Dans le but d’obtenir des faveurs ou des biens sans fournir un petit effort, certaines béninoises se convertissent en "Hoxo Nɔn mendiante", chose contraire aux réalités et valeurs de cet univers. Une, parfois deux statuettes de jumeaux attachées dans leurs pagnes au niveau de la poitrine, elles n’oublient jamais leurs plateaux inséparables sur la tête, à l’intérieur duquel se trouvent souvent des calebasses contenant des bonbons, biscuits, fruits, farine de maïs mélangée à de l’huile rouge, du haricot et quelques pièces de monnaies. Une seule raison les pousse à prendre d’assaut les rues où marchés du Bénin pour quémander. Sodokin Axoloussi Houedossi jumelle et mère de jumeaux rencontrée à Pahou quartier Ahozon affirme « C’est une exigence des jumeaux. Au cours de leur cérémonie appelé Hoxo-Djidjo, ils recommandent au Fâ de nous dire d’aller dans les rues ou marchés pour quémander et avec ce que nous gagnons, nous revenons à la maison pour finaliser leur rituel. Généralement c’est de l’argent où des vivres que nous recevons... tous les donateurs reçoivent les grâces et bénédictions des jumeaux ». Si pour certains, cette habitude d’offrir des cadeaux où faire des offrandes à ces génitrices présente des risques de plusieurs ordres, Emmanuel Igbo, un citoyen en dit plus « ...moi personnellement je n’en donne pas, je ne connais pas le but final de cet argent. En donnant, elles peuvent peut-être prendre toutes mes chances voire me déposséder de mes biens spirituellement... Je connais plusieurs témoignages de personnes qui ont été victimes de leurs mauvaises œuvres ». Cédric Agban étudiant donnera un point de vue un peu divergent. Pour lui « toutes ces dames-là, n’ont pas les mêmes intentions, certaines sont de mauvaises foi, je le reconnais mais, pas elles toutes... en toutes choses il y a le vrai et le faux ».

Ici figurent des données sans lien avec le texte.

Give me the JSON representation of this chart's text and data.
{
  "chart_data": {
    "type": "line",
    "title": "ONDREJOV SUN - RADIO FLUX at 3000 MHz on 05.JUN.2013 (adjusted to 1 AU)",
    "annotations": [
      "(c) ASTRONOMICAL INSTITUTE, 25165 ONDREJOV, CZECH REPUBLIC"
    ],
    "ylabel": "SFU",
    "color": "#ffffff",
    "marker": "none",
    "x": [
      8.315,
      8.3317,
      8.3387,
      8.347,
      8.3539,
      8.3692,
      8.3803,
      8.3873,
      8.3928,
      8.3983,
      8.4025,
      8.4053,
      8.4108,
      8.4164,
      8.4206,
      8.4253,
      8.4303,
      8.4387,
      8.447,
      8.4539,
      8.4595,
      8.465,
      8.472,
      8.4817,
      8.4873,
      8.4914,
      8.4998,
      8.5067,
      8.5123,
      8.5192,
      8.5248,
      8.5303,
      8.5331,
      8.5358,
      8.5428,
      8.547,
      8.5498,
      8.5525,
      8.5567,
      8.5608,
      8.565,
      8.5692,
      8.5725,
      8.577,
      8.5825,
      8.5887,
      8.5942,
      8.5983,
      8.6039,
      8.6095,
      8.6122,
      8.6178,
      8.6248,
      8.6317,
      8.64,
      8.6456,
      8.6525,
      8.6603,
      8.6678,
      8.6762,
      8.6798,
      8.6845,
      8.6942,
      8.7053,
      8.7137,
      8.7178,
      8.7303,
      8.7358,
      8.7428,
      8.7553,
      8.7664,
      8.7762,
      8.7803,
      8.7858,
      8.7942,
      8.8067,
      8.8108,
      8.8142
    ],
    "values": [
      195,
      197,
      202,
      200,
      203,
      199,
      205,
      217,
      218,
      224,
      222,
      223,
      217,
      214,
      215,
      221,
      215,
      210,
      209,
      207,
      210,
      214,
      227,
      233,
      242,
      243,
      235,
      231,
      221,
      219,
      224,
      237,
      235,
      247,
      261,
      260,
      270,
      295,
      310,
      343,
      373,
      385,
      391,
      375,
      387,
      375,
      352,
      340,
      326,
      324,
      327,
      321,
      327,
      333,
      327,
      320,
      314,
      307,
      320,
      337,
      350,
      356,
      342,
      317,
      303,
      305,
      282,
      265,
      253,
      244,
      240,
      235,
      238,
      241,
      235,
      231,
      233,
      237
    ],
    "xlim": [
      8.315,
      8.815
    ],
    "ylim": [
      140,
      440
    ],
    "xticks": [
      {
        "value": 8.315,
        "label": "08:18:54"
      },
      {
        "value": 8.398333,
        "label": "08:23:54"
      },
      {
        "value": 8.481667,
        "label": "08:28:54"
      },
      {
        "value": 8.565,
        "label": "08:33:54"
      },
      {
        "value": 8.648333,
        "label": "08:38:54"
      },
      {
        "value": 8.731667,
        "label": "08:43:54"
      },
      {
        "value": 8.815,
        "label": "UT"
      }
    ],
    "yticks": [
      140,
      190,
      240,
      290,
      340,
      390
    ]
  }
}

Elles ne sont pas forcément offensives
Claude Azalou Tingbé, sociologue et agronome forestier soutient que « Culturellement parlant, elles ne quémandent pas, elles demandent plutôt. Parmi elles, il y a des usurpatrices d’identité, des profiteuses, des escrocs, des partisanes de moindres efforts, des malfaiteurs. Il est difficile de les reconnaître certes mais, il est important de retenir que pour la plupart du temps, ce sont des femmes ayant pratiqué l’avortement ou des vrais mères de jumeaux à qui ces derniers, par le canal du Fã, demandent ce sacrifice ». le sociologue n’a pas manqué de demander à la population d’être vigilante, d’éviter de redonner de l’argent à la même personne plusieurs fois car ce rituel ne se fait qu’une fois au cours de la vie de ces mères de divinités de bonheur. Des campagnes de sensibilisation par les dignitaires du culte vodou doivent être organisées afin de susciter une prise de conscience dans le rang de ces mères particulières en vue de préserver la nature sacrée de ce rituel . Comlan Kakpovi, haut dignitaire de la divinité Thron Goka Woudja n’est pas resté indifférent. Il affirme que « les jumeaux ne font jamais le mal, ils incarnent le bonheur. Normalement la sortie de ces mamans accompagnées des figurines ne se fait qu’une seule fois dans leur vie. Mais souvent, il y a des exceptions où après la première sortie, le ou les jumeaux peuvent vous demander de la reprendre, cela arrive rarement. Ce que nous devons garder en tête est que, ce sont les jumeaux qui donnent l’ordre d’effectuer les sorties. Malheureusement aujourd’hui nos adeptes ont transformé ce rituel en simple amusement : c’est grave et dangereux. Agir ainsi, ce n’est pas sans conséquences. Tôt ou tard, elles seront châtiées par la colère de ces divinités. Quand elles sortent de par leur propre volonté pour demander, tous ceux-là, qui leur font des aumônes ne reçoivent aucune grâce de la part des jumeaux, elles le savent et elles le font, c’est très méchant et indigne de leur part ».

Des mesures drastiques en cours
Pour le président du Festival International des jumeaux, Boconon Aké Oundjèglo, « elles salissent l’image de ce culte par ignorance, c’est à cause d’elles que les populations craignent les vraies envoyées des jumeaux et refusent de leur faire des cadeaux quand ils ont la possibilité ». Il rajoute « D’ici à là, nous allons sévir pour qu’il y ait de l’assainissement dans ce monde qui est censé être purement spirituel, car il s’agit de la divinité des jumeaux ».